Restaurant guide and food delivery service Zomato looks like it is getting off lightly after it suffered a hack that compromised personal information belonging to 6.6 million users.

The India-based company, which offers services in more than 20 countries worldwide, set off alarm bells when it revealed that a hacker had made off with 17 million user records. That, Zomato said, included email addresses and hashed passwords, but not credit card information.

Initially, the stolen information was put up for sale; however, the company later revealed that the hacker had agreed to remove the listing on the condition that Zomato introduce a fully fledged bug bounty program.

Zomato has operated an account on disclosure service Hacker One for more than a year; however, CEO Deepinder Goyal confirmed on Twitter that it would begin compensating hackers with money for their disclosures.

Following the incident, Zomato reset the passwords of all affected users and logged them out of its app and website. It said that 60 percent of its 17 million user records are tied to social log-in via Twitter or Facebook and therefore weren’t impacted by the hack. The company claimed that the passwords that were stolen “cannot be easily converted back to plain text,” but Motherboard and security experts didn’t have issues converting into original passwords a sample of the data provided by the hacker.

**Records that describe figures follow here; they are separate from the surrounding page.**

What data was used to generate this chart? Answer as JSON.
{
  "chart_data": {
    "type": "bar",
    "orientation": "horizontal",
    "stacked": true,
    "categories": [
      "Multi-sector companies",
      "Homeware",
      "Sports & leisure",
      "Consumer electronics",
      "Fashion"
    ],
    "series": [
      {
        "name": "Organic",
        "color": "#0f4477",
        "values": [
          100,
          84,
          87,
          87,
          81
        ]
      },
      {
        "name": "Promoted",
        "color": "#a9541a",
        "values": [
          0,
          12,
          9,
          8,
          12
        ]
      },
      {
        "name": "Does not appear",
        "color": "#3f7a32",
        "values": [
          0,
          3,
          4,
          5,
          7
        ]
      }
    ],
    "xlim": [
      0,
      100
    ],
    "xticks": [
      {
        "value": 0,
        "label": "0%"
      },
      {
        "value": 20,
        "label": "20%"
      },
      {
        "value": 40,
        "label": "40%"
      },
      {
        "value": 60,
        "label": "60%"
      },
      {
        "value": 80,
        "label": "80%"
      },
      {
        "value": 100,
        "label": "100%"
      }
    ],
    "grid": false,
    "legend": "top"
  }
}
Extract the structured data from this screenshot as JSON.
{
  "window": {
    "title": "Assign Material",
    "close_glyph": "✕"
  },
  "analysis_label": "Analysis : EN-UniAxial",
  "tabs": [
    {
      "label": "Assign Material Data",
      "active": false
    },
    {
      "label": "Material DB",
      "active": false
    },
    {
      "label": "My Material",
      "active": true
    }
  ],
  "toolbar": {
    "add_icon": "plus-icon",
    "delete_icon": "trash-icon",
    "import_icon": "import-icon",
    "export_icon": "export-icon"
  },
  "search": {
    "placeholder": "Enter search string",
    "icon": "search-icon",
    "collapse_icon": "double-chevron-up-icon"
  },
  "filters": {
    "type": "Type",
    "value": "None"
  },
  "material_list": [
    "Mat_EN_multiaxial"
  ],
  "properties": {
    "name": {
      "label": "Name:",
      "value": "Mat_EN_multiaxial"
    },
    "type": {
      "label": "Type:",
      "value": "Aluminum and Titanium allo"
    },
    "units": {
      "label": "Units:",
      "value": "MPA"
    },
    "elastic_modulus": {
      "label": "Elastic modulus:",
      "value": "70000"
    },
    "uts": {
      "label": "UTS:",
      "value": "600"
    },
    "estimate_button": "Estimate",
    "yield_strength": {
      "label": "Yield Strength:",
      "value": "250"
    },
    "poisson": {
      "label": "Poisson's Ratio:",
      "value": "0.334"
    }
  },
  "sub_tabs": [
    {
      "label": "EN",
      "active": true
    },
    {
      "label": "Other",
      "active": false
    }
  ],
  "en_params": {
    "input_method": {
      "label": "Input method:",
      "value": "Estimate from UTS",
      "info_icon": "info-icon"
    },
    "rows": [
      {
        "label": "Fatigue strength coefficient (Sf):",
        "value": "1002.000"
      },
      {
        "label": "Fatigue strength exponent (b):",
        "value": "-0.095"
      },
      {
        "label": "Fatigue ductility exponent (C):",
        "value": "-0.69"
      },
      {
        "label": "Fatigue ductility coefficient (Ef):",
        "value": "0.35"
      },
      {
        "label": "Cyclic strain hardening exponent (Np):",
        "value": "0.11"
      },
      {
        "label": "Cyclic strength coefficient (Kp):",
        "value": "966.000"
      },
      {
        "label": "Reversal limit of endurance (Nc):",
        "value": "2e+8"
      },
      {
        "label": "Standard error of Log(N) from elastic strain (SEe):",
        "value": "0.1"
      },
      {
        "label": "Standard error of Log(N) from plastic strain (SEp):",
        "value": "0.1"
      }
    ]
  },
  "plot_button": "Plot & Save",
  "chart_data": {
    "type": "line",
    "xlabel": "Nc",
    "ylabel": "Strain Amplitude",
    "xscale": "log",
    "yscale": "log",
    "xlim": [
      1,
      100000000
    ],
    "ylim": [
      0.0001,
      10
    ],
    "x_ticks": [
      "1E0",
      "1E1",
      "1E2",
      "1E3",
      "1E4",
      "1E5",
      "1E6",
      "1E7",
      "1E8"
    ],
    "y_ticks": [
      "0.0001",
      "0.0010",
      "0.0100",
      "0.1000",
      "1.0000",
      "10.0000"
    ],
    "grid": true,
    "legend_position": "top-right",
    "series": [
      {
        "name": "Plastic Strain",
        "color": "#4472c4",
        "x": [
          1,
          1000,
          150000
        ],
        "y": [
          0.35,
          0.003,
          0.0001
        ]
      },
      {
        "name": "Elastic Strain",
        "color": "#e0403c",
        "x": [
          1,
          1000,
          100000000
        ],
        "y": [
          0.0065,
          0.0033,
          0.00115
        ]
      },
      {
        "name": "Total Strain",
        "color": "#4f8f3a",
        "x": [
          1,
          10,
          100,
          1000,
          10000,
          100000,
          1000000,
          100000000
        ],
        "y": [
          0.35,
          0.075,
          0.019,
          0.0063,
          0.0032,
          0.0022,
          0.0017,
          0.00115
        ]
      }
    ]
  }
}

Security experts weren’t impressed with Zomato’s security measures.

In this case, there’s no immediate danger as the hacker agreed not to sell the data, but the situation is a reminder that many companies do not have adequate security measures in place to protect users.

That includes big ones. Zomato has been valued at more than $1 billionthough some disagree on that — and it is fair to say that it doesn’t have any excuses for a lax security system because it has raised more than $240 million from investors to date.